Yargıtay Kararı 20. Hukuk Dairesi 2016/9854 E. 2016/10350 K. 10.11.2016 T.

YARGITAY KARARI
DAİRE : 20. Hukuk Dairesi
ESAS NO : 2016/9854
KARAR NO : 2016/10350
KARAR TARİHİ : 10.11.2016

MAHKEMESİ :Sulh Hukuk Mahkemesi

Taraflar arasında görülen davada … 3. Asliye Hukuk ve … 2. Sulh Hukuk Mahkemelerince ayrı ayrı görevsizlik kararı verilmesi nedeniyle yargı yerinin belirlenmesi için gönderilen dosya içindeki tüm belgeler incelendi, gereği düşünüldü:

K A R A R
Dava menfi tespit ve ödenen kira bedellerinin iadesi istemine ilişkindir.
… 3.Asliye Hukuk Mahkemesince, dava konusu alacağın kira bedeline ilişkin olduğu ve yargılamanın Sulh Hukuk Mahkemesince yapılması gerektiği gerekçesiyle görevsizlik kararı verilmiştir.
… 2. Sulh Hukuk Mahkemesi ise, eldeki menfi tespit davasında dava değerinin 30.000 TL olduğu, davanın 24.10.2010 tarihinde açıldığı ve dava tarihine göre görevli mahkemenin asliye hukuk mahkemesi olduğu gerekçesiyle görevsizlik kararı vermiştir.
Dava tarihinde yürürlükte bulunan 1086 sayılı HUMK’ya göre alacak ve menfi tespit davalarında görev dava değerine göre belirlenir.
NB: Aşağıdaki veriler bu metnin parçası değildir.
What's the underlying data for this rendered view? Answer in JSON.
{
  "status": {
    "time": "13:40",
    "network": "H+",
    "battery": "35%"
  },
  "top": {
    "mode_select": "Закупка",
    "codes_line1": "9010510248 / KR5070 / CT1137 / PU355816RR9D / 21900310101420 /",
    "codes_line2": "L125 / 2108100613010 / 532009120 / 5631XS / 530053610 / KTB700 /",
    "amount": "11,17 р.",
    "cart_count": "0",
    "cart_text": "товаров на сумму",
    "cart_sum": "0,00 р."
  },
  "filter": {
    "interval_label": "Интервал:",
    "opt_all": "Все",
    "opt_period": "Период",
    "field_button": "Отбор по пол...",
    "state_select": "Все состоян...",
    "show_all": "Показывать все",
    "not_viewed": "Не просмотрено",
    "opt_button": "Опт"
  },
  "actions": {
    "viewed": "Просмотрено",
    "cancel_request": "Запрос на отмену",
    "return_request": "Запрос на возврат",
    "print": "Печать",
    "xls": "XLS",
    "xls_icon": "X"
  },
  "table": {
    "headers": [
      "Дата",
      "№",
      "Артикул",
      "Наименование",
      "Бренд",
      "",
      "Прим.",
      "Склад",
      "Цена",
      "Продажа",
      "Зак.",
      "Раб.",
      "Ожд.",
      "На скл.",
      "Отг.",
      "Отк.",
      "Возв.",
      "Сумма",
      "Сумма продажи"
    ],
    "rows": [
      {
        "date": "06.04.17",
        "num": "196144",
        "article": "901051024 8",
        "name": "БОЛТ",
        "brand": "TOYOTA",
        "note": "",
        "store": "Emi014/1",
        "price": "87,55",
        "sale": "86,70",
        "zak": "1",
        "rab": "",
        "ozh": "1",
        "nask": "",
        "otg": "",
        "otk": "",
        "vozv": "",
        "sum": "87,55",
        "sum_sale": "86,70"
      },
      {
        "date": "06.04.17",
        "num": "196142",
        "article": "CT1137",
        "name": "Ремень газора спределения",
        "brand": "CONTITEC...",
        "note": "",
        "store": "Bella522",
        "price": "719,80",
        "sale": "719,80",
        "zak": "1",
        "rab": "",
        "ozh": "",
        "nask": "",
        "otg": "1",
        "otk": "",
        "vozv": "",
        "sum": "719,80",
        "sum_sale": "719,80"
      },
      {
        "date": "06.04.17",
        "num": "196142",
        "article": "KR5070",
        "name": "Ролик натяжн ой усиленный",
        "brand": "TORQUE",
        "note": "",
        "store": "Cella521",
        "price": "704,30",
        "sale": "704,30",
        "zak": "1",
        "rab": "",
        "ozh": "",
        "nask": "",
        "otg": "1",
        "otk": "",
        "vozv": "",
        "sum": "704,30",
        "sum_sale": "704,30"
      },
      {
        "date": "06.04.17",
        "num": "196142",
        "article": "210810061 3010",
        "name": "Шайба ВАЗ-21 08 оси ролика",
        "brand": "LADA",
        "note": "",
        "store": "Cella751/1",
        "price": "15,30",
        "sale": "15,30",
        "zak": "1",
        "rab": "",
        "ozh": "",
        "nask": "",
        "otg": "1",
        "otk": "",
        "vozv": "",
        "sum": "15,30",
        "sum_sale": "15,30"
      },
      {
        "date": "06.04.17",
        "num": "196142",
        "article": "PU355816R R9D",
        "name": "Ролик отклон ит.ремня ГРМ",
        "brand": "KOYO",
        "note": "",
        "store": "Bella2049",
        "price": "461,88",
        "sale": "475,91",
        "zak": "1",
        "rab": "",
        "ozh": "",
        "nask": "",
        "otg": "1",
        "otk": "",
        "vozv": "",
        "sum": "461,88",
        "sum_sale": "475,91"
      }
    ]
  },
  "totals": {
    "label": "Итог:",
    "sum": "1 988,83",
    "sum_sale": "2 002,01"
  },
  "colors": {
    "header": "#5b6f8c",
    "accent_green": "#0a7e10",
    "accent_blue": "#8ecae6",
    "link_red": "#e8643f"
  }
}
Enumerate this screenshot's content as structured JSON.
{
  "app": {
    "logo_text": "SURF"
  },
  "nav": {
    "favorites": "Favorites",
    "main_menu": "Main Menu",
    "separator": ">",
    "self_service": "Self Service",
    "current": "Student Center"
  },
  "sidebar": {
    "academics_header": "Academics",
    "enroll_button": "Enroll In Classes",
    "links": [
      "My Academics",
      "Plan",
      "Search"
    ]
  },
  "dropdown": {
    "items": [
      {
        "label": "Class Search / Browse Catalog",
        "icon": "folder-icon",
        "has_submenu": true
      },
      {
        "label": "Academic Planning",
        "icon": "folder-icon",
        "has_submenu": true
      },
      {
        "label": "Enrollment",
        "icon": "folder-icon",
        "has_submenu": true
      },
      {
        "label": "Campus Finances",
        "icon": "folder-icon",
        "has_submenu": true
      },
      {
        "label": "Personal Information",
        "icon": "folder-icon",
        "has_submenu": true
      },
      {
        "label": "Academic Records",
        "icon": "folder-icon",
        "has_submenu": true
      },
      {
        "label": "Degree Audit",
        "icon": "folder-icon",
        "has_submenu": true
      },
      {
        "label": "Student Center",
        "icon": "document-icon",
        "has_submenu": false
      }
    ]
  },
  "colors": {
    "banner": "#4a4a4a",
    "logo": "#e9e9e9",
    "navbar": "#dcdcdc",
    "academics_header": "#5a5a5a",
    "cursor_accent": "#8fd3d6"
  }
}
Bu ana kuraldan farklı olarak HUMK’nın 8. maddesi 2. bendine göre, “Dava konusu şeyin değerine bakılmaksızın kira sözleşmesine dayanan her türlü tahliye, akdin feshi veya tespit davaları, bu davalarla birlikte açılmış kira alacağı ve tazminat davaları ve buna karşılık olarak açılan davalar” dava konusu şeyin değerine bakılmaksızın sulh hukuk mahkemesinin görevine girmektedir. Buna göre, HUMK’nın 8. maddesi 2. bendi gereğince tahliye, akdin davaları ile birlikte açılan kira alacağı ve tazminat davaları sulh hukuk mahkemesinde görülür. Diğer istemlerde dava konusu alacağın miktarına göre görevli mahkeme belirlenir.
Davacı vekili dava dilekçesinde, davalıya ait taşınmazda davacının 01.08.2005 başlangıç tarihli ve 3 yıl süreli kira sözleşmesi ile kiracı olduğunu,taşınmazın inşaat halinde kiralanması nedeniyle taraflar arasındaki anlaşmaya göre kira bedelinden mahsup edilmek üzere inşaatı yapan taşerona davacı kiracının 25.000 TL ödeme yaptığını,davalının taahhütlerine uymadığını ve kiralananın inşaatlarını süresinde bitirmediğini ve teslim etmediğini, ayrıca davacının da kiralanana bir çok masraf yaptığını, buna rağmen davalının davacı hakkında aralarındaki anlaşmaya aykırı olarak kira paralarının tahsili amacıyla icra takibi başlatıldığını belirterek bu icra takibi nedeniyle borçlu olmadıklarının tespitine ve ödenen 25.000 TL’nin iadesini talep ve dava etmiştir. Anılan hükümler çerçevesinde dava değerine göre uyuşmazlığın asliye hukuk mahkemesinde görülerek sonuçlandırılması gerekmektedir.
SONUÇ: Yukarıda açıklanan nedenlerle 6100 sayılı HMK’nın 21 ve 22. maddeleri gereğince … 3. Asliye Hukuk Mahkemesinin YARGI YERİ OLARAK BELİRLENMESİNE 10/11/2016 gününde oy birliğiyle karar verildi.